Amateure verzichten zurecht, für Profis dagegen ein absolutes Muss. Die Graukarte fristet ein Dasein zwischen Vergessen und Notwendigkeit.

Die Graukarte ist ein neutrale, in 50%igem Grau eingefärbte Karte, meist aus Karton oder Plastik, die eine Vergleichsfläche für die Belichtungsmessung und den Weißabgleich darstellt.

Graukarte

Wichtig für diese Vergleichsmessung ist, dass sich die Graukarte genau dort befindet, wo sich auch das Motiv unter den vorhandenen Lichtbedingungen wiederfindet.
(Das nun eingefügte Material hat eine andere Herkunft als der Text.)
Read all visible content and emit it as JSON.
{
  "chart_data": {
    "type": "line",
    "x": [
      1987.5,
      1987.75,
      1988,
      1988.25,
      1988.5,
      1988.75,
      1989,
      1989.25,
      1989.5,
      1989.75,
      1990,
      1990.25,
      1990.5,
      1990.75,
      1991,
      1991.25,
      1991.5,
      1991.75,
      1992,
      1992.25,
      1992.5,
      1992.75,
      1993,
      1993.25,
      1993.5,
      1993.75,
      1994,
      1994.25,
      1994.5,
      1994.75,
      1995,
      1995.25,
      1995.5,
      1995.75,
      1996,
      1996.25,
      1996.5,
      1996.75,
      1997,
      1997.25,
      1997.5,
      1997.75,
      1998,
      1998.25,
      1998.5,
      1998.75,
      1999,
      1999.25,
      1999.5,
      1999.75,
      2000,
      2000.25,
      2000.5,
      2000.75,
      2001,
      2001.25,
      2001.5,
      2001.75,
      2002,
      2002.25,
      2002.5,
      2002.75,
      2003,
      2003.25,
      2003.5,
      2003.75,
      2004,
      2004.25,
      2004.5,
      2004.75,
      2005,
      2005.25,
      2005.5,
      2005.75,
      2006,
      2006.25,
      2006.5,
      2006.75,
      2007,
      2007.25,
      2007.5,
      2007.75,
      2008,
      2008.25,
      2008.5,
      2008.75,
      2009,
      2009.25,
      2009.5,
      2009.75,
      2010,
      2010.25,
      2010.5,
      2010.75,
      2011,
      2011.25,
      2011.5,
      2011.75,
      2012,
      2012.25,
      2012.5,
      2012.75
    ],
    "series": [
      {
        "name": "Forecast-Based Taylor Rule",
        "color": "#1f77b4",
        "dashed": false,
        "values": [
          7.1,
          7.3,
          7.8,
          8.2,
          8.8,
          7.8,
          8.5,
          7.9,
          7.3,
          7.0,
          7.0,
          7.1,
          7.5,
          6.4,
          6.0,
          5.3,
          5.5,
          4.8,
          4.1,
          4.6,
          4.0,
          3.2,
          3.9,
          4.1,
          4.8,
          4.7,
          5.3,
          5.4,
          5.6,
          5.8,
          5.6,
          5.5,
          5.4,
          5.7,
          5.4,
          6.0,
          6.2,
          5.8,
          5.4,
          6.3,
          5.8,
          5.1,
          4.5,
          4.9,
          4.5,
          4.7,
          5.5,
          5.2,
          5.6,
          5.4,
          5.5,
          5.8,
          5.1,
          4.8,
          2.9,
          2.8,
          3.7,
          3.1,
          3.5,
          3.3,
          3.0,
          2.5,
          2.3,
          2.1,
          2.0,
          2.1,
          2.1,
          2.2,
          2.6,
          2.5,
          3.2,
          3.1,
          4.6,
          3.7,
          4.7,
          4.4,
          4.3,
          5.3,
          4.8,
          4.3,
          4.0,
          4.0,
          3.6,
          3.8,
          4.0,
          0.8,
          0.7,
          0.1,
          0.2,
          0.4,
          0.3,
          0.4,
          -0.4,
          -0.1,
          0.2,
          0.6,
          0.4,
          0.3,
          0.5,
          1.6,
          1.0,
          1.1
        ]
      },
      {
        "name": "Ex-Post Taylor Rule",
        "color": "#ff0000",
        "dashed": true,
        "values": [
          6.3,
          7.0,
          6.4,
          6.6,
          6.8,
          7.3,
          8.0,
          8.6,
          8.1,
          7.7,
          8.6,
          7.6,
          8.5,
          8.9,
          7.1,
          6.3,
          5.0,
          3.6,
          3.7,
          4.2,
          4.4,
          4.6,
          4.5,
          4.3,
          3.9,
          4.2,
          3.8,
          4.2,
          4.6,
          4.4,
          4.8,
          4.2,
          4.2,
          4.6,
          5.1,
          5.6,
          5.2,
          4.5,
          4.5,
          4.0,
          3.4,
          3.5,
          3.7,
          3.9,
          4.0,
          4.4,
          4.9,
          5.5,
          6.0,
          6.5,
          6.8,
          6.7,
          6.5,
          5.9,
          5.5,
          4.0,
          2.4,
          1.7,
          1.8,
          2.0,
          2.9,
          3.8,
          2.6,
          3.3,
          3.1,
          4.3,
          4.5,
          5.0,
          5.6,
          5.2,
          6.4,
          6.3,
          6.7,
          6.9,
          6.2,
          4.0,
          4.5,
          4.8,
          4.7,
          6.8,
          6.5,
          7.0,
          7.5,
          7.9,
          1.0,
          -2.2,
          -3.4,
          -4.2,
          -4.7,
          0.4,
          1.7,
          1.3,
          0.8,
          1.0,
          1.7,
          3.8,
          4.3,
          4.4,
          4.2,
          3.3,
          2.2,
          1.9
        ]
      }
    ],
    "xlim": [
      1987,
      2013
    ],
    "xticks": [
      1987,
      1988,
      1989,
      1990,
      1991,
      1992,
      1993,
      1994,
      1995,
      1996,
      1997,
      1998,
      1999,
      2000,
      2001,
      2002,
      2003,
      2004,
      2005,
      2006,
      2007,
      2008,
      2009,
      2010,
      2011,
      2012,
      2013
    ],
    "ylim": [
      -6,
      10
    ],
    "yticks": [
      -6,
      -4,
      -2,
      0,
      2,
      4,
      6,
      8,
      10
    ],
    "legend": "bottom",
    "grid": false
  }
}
Ein klassischer Verwendungszweck der Graukarte ist die Vergleichsmessung der Belichtung bei überwiegend weißen oder schwarzen Oberflächen. Die kamerainterne Belichtungsmessung ist auf ein etwa 50% Grau geeicht. Daher wird sie weiße Flächen zu dunkel beziehungsweise schwarze Flächen zu hell wiedergeben. Dies kann umgangen werden, indem die Graukarte als neutrale Fläche in die Aufnahme gehalten wird und die Belichtungsdaten dann auf die eigentliche Aufnahme übernommen werden.

Ein weiterer Verwendungszweck ist der farbrichtige Weißabgleich. Da die Graukarte eine neutrale Fläche mit einem 50%igen Grauanteil darstellt, kann ein manueller Weißabgleich verwendet werden. Besonders vorteilhaft ist dies bei Mischlichtsituationen von Kunst und Dauerlicht.